Тут бабка устремилась к ней, и так же вплотную подошла, едва не дыша в лицо.
- Тебе эти деньги. Бери. И знай, что каким бы кошмаром не была жизнь, хорошее можно выстрадать. Я выстрадала! Меня били за них страшно, а тебе за них страдать не придётся. Бери! Я сумасшедшая старая бабка, юродивая, никому не нужная. Мне эти деньги не дадут ничего, но отдав их вам, я буду чувствовать себя нужной. Мне нужно, чтобы вы их взяли. А если хотите, так и приходите в гости…
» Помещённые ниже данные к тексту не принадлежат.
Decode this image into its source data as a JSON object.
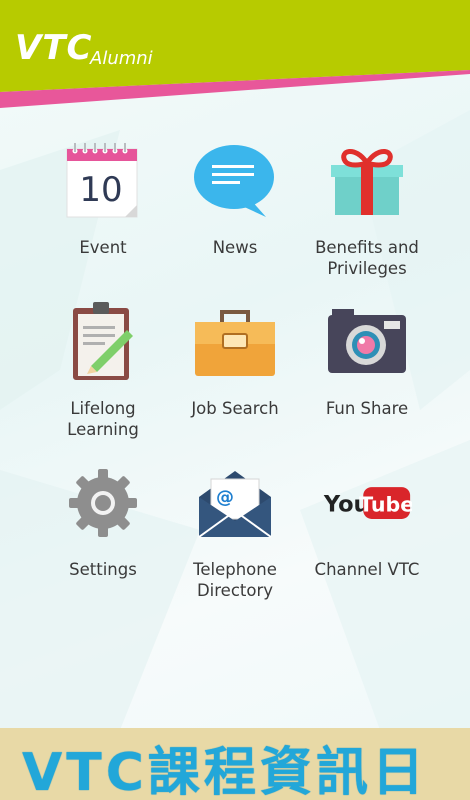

Лиза отошла чуть назад, а потом, обойдя не перестающую болтать старуху, подошла к полке, но вместо того, чтобы взять с неё деньги, она достала из кармана ту самую пачку купюр, что ей уже передала старуха, и положила перед иконами.
- Я пришла сюда, чтобы вернуть вам деньги – а после взяла дочку под руку и пошла к выходу. Книжник, немного помедлив, пошёл за ними.
- А ведь я знала, что принесёте – шептала вслед пенсионерка голосом, каким обычно проклинают. – Знаете, что за деньги страдают. Я всё равно вас люблю.